Juist daarin onderscheidt het pleidooi, de mondelinge behandeling, zich sterk van de schriftelijke stukken wisseling. Een argument gebaseerd op gestelde feiten lijkt op papier “emotieloos”, echter met de juiste emoties gebracht tijdens pleidooi kunnen diezelfde “feiten” – en dus ook de argumentatie die daarop volgt – een geheel andere lading krijgen.
Pleiten
Pleiten, zo leerden de klassieke wijsgeren, is naast het gebruik van het juiste argument om een stelling te verdedigen (logos) ook de kunst om geloofwaardig over te komen (ethos) waarbij ook de gevoelens van degene tot wie het argument is gericht (pathos) minstens zo belangrijk zijn.
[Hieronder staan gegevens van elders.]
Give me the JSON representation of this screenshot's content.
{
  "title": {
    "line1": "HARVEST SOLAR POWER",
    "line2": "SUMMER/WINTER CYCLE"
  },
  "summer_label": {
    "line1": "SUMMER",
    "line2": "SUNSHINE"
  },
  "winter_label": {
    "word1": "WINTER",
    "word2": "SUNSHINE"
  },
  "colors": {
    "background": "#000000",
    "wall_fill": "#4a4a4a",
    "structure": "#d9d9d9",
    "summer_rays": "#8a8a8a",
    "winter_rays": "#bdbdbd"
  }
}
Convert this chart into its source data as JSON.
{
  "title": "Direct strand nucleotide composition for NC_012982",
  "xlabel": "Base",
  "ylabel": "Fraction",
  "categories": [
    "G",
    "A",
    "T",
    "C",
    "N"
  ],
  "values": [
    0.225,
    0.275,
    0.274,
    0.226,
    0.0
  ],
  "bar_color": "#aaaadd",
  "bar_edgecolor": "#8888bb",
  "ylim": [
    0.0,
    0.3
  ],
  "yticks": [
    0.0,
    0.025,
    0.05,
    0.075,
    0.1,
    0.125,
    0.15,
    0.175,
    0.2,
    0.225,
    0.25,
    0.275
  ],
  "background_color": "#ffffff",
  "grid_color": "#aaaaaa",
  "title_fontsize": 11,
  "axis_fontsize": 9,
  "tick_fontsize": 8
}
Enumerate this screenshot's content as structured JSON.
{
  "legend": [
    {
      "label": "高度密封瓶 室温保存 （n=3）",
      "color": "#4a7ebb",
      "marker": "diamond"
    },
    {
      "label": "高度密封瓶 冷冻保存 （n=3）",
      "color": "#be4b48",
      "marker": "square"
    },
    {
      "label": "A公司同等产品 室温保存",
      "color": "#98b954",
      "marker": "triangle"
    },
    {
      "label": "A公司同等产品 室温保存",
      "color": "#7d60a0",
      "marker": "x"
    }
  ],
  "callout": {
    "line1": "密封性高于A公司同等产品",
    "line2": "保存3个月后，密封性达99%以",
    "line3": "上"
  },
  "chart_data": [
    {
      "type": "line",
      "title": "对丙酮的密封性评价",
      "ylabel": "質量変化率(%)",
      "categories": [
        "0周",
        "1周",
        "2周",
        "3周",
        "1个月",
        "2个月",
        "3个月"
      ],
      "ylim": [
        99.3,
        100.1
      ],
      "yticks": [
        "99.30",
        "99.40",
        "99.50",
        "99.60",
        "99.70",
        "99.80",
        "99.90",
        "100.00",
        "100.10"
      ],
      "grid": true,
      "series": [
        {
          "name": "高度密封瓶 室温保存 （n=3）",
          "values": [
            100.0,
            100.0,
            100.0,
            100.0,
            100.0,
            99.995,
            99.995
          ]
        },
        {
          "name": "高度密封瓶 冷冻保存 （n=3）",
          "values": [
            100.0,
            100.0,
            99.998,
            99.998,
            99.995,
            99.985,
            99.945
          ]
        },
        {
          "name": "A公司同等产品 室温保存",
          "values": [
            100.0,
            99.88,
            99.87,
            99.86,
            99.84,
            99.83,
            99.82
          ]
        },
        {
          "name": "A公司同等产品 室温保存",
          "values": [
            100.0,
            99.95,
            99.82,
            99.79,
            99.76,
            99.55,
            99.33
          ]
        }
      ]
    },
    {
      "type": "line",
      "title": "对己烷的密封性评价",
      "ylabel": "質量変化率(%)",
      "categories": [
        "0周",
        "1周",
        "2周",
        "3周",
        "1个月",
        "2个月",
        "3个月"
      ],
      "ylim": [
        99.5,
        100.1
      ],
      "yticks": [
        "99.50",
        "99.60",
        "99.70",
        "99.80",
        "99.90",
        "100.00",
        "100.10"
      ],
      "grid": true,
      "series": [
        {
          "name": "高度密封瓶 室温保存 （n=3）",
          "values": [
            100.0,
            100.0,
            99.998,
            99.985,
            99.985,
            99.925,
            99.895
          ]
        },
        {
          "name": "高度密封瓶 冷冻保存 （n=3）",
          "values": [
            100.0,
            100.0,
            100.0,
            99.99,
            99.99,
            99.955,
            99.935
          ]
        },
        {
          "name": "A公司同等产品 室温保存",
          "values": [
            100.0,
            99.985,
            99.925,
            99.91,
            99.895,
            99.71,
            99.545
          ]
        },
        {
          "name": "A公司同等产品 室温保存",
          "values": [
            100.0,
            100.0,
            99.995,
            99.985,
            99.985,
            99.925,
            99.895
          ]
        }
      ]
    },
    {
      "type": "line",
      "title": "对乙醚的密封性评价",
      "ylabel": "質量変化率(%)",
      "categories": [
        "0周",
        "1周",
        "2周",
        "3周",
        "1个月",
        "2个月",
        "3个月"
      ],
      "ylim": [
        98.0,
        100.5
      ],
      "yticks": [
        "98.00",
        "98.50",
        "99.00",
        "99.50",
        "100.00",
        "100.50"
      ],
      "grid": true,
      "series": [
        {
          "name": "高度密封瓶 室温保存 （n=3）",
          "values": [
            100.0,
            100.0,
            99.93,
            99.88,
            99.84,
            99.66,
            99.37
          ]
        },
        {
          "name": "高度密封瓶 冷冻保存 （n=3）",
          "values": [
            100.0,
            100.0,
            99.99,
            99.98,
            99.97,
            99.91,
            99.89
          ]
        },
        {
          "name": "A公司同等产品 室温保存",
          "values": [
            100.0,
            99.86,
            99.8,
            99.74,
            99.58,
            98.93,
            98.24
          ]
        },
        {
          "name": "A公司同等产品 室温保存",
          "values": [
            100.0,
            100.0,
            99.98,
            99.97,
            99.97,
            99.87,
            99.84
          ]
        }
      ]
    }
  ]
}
Maria IJzermans promoveerde in 2011 over dit onderwerp (“De overtuigingskracht van emoties bij het rechterlijk oordeel“) aan de juridische faculteit van Tilburg Universiteit. Haar proefschrift is een buitengewoon overtuigend en lezenswaardig pleidooi voor het erkennen van de rol die emotie speelt bij rechterlijke uitspraken.
Ik citeer Maria IJzermans:
“Het is dus mogelijk om eigen emotionele beleving te herkennen en te begrijpen en eventueel te corrigeren. Dit vermogen bedoel ik met emotionele luciditeit. Willen juristen de kwaliteit van hun overtuigingskracht en van hun oordelen verbeteren dan moeten ze emotioneel lucide zijn. Dit vereist dat ze leren wat het effect van hun eigen emoties is op de eigen oordeelsvorming. Dit blijkt afhankelijk te zijn van de intensiteit waarmee de beoordelaar de onmiddellijke emoties beleeft en hoe hij daarmee omgaat. In tegenstelling tot de populaire opvatting dat een koel hoofd de beste beslissingen neemt, blijkt juist degene die gedurende de oordeelsvorming emoties met grotere intensiteit beleeft de beste beslissingen te nemen. In tegenstelling tot de populaire opvatting dat de beslisser de emoties die hij beleeft moet negeren, blijkt dat mensen die in staat zijn om hun emotionele beleving nauwkeurig en gedifferentieerd te benoemen, beter het effect van emoties op hun oordeel kunnen reguleren.”
Spelen emoties bij rechterlijke uitspraken een rol?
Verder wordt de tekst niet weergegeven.